Actuellement saisonnier, ce passionné de botanique n’exclut d’ailleurs pas de se lancer à 100 % dans la bibine. Et rêve de commercialiser, un jour, une bière fine de dégustation. « En m’équipant d’une cuve supérieure pouvant produire 500 litres deux fois par semaine, je pense que c’est rentable.
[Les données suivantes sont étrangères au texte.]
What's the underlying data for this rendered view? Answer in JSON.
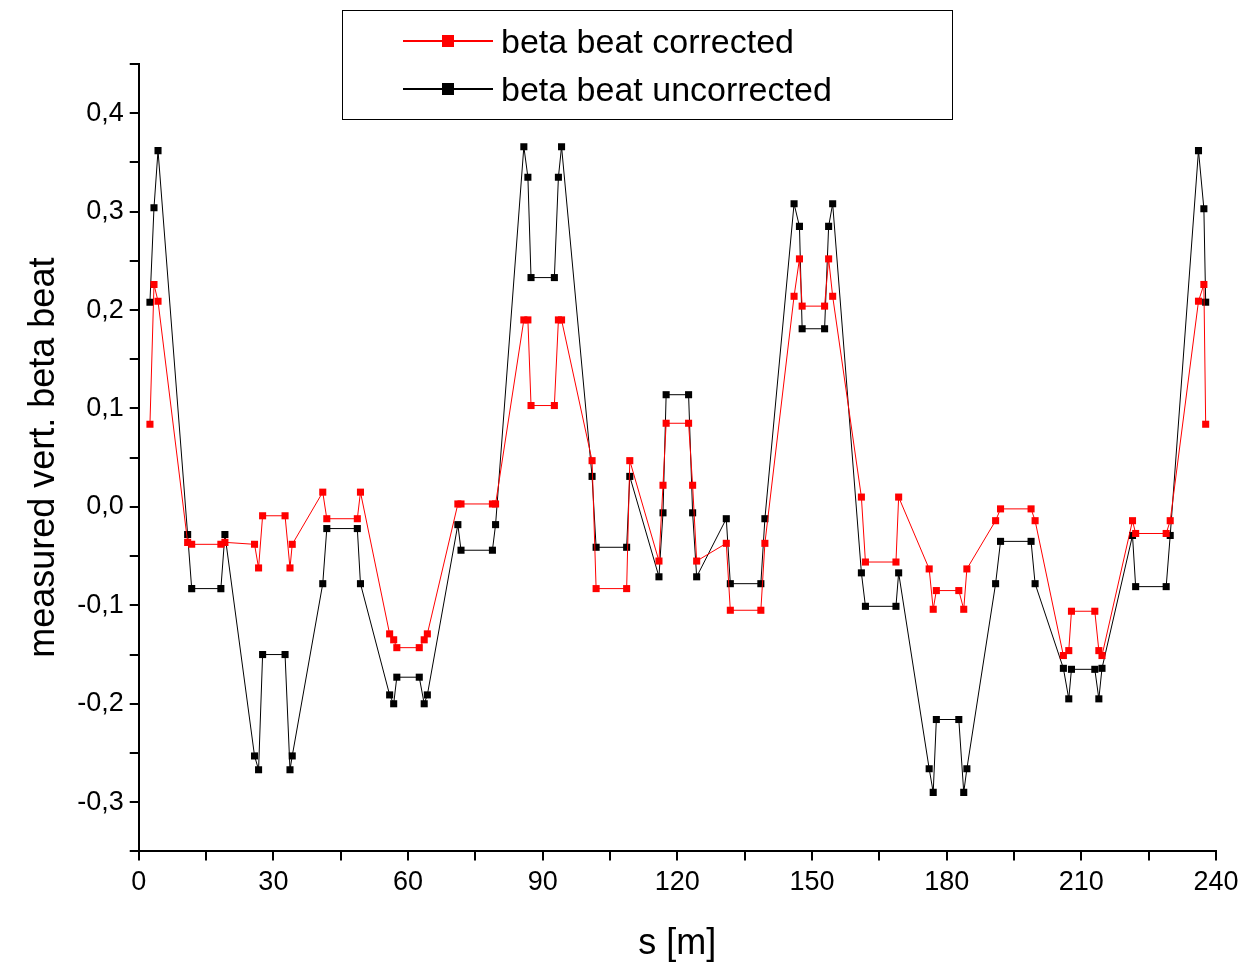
{
  "chart_data": {
    "type": "line",
    "xlabel": "s [m]",
    "ylabel": "measured vert. beta beat",
    "legend": "top",
    "marker": "square",
    "line_style": "solid",
    "grid": false,
    "x": [
      2.5,
      3.4,
      4.3,
      10.9,
      11.8,
      18.3,
      19.2,
      25.8,
      26.7,
      27.6,
      32.6,
      33.7,
      34.2,
      41.0,
      41.9,
      48.7,
      49.4,
      55.9,
      56.8,
      57.5,
      62.5,
      63.6,
      64.3,
      71.1,
      71.8,
      78.8,
      79.5,
      85.8,
      86.7,
      87.4,
      92.6,
      93.5,
      94.2,
      101.0,
      101.9,
      108.7,
      109.4,
      115.9,
      116.8,
      117.5,
      122.5,
      123.4,
      124.3,
      130.9,
      131.8,
      138.6,
      139.5,
      146.0,
      147.2,
      147.8,
      152.8,
      153.7,
      154.6,
      161.0,
      161.9,
      168.7,
      169.3,
      176.1,
      177.0,
      177.7,
      182.7,
      183.8,
      184.5,
      190.9,
      192.0,
      198.8,
      199.7,
      206.0,
      207.2,
      207.8,
      213.0,
      213.9,
      214.6,
      221.4,
      222.1,
      228.9,
      229.8,
      236.1,
      237.3,
      237.7
    ],
    "series": [
      {
        "name": "beta beat corrected",
        "color": "#ff0000",
        "values": [
          0.084,
          0.226,
          0.209,
          -0.036,
          -0.038,
          -0.038,
          -0.036,
          -0.038,
          -0.062,
          -0.009,
          -0.009,
          -0.062,
          -0.038,
          0.015,
          -0.012,
          -0.012,
          0.015,
          -0.129,
          -0.135,
          -0.143,
          -0.143,
          -0.135,
          -0.129,
          0.003,
          0.003,
          0.003,
          0.003,
          0.19,
          0.19,
          0.103,
          0.103,
          0.19,
          0.19,
          0.047,
          -0.083,
          -0.083,
          0.047,
          -0.055,
          0.022,
          0.085,
          0.085,
          0.022,
          -0.055,
          -0.037,
          -0.105,
          -0.105,
          -0.037,
          0.214,
          0.252,
          0.204,
          0.204,
          0.252,
          0.214,
          0.01,
          -0.056,
          -0.056,
          0.01,
          -0.063,
          -0.104,
          -0.085,
          -0.085,
          -0.104,
          -0.063,
          -0.014,
          -0.002,
          -0.002,
          -0.014,
          -0.151,
          -0.146,
          -0.106,
          -0.106,
          -0.146,
          -0.151,
          -0.014,
          -0.027,
          -0.027,
          -0.014,
          0.209,
          0.226,
          0.084
        ]
      },
      {
        "name": "beta beat uncorrected",
        "color": "#000000",
        "values": [
          0.208,
          0.304,
          0.362,
          -0.028,
          -0.083,
          -0.083,
          -0.028,
          -0.253,
          -0.267,
          -0.15,
          -0.15,
          -0.267,
          -0.253,
          -0.078,
          -0.022,
          -0.022,
          -0.078,
          -0.191,
          -0.2,
          -0.173,
          -0.173,
          -0.2,
          -0.191,
          -0.018,
          -0.044,
          -0.044,
          -0.018,
          0.366,
          0.335,
          0.233,
          0.233,
          0.335,
          0.366,
          0.031,
          -0.041,
          -0.041,
          0.031,
          -0.071,
          -0.006,
          0.114,
          0.114,
          -0.006,
          -0.071,
          -0.012,
          -0.078,
          -0.078,
          -0.012,
          0.308,
          0.285,
          0.181,
          0.181,
          0.285,
          0.308,
          -0.067,
          -0.101,
          -0.101,
          -0.067,
          -0.266,
          -0.29,
          -0.216,
          -0.216,
          -0.29,
          -0.266,
          -0.078,
          -0.035,
          -0.035,
          -0.078,
          -0.164,
          -0.195,
          -0.165,
          -0.165,
          -0.195,
          -0.164,
          -0.029,
          -0.081,
          -0.081,
          -0.029,
          0.362,
          0.303,
          0.208
        ]
      }
    ],
    "xlim": [
      0,
      240
    ],
    "xticks": [
      0,
      {
        "value": 15,
        "label": null
      },
      30,
      {
        "value": 45,
        "label": null
      },
      60,
      {
        "value": 75,
        "label": null
      },
      90,
      {
        "value": 105,
        "label": null
      },
      120,
      {
        "value": 135,
        "label": null
      },
      150,
      {
        "value": 165,
        "label": null
      },
      180,
      {
        "value": 195,
        "label": null
      },
      210,
      {
        "value": 225,
        "label": null
      },
      240
    ],
    "ylim": [
      -0.35,
      0.45
    ],
    "yticks": [
      {
        "value": -0.35,
        "label": null
      },
      {
        "value": -0.3,
        "label": "-0,3"
      },
      {
        "value": -0.25,
        "label": null
      },
      {
        "value": -0.2,
        "label": "-0,2"
      },
      {
        "value": -0.15,
        "label": null
      },
      {
        "value": -0.1,
        "label": "-0,1"
      },
      {
        "value": -0.05,
        "label": null
      },
      {
        "value": 0,
        "label": "0,0"
      },
      {
        "value": 0.05,
        "label": null
      },
      {
        "value": 0.1,
        "label": "0,1"
      },
      {
        "value": 0.15,
        "label": null
      },
      {
        "value": 0.2,
        "label": "0,2"
      },
      {
        "value": 0.25,
        "label": null
      },
      {
        "value": 0.3,
        "label": "0,3"
      },
      {
        "value": 0.35,
        "label": null
      },
      {
        "value": 0.4,
        "label": "0,4"
      },
      {
        "value": 0.45,
        "label": null
      }
    ]
  }
}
On serait sur un tout autre modèle, avec de nouvelles contraintes de normes et d’hygiène, mais ça me botterait bien. » Un pas qu’a franchi Dave Bednarowicz il y a un an en lançant La Belle Joie, l’une des 600 micro-brasseries que compte actuellement la France.

C’est à son domicile de Kervignac, pas loin de Lorient, que l’auto-entrepreneur a installé un espace spécialement dédié à sa nouvelle activité. « J’ai commencé en amateur il y a une dizaine d’années, il a fallu du temps avant de prendre le coup de main et trouver les bons dosages. »

Il a investi 25 000 euros pour s’amé-nager un petit local et acheter du matos de pro : cuves, mélangeur, fermenteur, pompes… « Ma dernière acquisition : une étiqueteuse, j’en pouvais plus de tout faire à la main ! » Pour sa première année d’activité, Dave a produit « 60 hectolitres de six sortes de bières, blonde, blanche, brune, ambrée, pale ale et tripel », ce qui fait un peu plus de 18 000 bocks de 33 cl qu’il vend sur les marchés et à certains restaurateurs du coin.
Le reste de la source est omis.